Codex command approval rules let a local session handle one command prefix differently from the wider approval policy. Use a rule when a repeated command should be allowed, prompted, or blocked in a predictable way while the rest of the session keeps its normal sandbox and approval boundary.

Rules live in .rules files under a rules/ directory next to an active Codex config layer. The user layer is ~/.codex/rules/, while a project layer uses .codex/rules/ and loads only when the project has been trusted. Each prefix_rule() matches the command argument list, not a sentence in a prompt.

Keep rule patterns narrow because the most restrictive matching decision wins across loaded files. Codex can split simple shell wrappers such as bash -lc "git status && gh pr view 7888" into separate commands before applying rules, but complex shell syntax is handled conservatively as the wrapper invocation itself.

Steps to add a Codex command approval rule:

  1. Create the user rules directory.
    $ mkdir -p ~/.codex/rules
  2. Open the default user rules file.
    $ vi ~/.codex/rules/default.rules

    Use .codex/rules/default.rules inside a trusted project only when the rule should travel with that repository instead of the user account.

  3. Add a prefix_rule() for the command prefix.
    ~/.codex/rules/default.rules
    # Prompt before running GitHub PR reads outside the sandbox.
    prefix_rule(
        pattern = ["gh", "pr", "view"],
        decision = "prompt",
        justification = "Viewing pull requests requires approval because it can contact GitHub.",
        match = [
            "gh pr view 7888",
            "gh pr view --repo openai/codex",
        ],
        not_match = [
            "gh pr --repo openai/codex view 7888",
            "gh pr list",
        ],
    )

    Use decision = “allow” only for commands that may leave the sandbox without another prompt, decision = “prompt” when each match still needs review, and decision = “forbidden” when the command should be blocked without prompting.

  4. Test a command that should match the rule.
    $ codex execpolicy check --pretty --rules ~/.codex/rules/default.rules -- gh pr view 7888
    {
      "matchedRules": [
        {
          "prefixRuleMatch": {
            "matchedPrefix": [
              "gh",
              "pr",
              "view"
            ],
            "decision": "prompt",
            "justification": "Viewing pull requests requires approval because it can contact GitHub."
          }
        }
      ],
      "decision": "prompt"
    }

    execpolicy check evaluates the rule file directly, so it can test rule behavior without opening a live Codex session.

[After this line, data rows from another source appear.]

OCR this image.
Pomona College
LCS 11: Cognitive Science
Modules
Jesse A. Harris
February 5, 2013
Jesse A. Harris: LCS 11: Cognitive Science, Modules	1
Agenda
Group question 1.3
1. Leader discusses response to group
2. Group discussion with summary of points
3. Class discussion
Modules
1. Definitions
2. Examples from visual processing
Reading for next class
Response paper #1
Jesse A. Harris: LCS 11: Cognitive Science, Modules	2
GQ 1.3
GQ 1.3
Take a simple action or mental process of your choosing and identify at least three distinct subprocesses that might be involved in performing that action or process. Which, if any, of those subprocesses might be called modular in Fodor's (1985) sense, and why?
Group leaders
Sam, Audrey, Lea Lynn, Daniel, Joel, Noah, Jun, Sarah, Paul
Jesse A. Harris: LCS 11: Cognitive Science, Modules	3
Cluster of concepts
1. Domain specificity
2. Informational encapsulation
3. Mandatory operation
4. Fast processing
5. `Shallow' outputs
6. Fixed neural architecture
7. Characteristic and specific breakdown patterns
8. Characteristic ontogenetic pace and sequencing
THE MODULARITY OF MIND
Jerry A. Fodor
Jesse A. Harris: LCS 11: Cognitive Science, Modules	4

  5. Test a nearby command that should not match.
    $ codex execpolicy check --pretty --rules ~/.codex/rules/default.rules -- gh pr list
    {
      "matchedRules": []
    }

    No decision field means this rule file did not match the command. Normal approval policy and any other loaded rules still apply during a real session.

  6. Restart Codex so normal sessions load the new rule.
    $ codex

    Already-running sessions keep the rules they loaded at startup.

  7. Ask Codex to run the matching command when outside-sandbox access is needed.
    > Run gh pr view 7888 --json title,body

    The approval prompt should show the matching command prefix and the rule justification before the command runs outside the sandbox.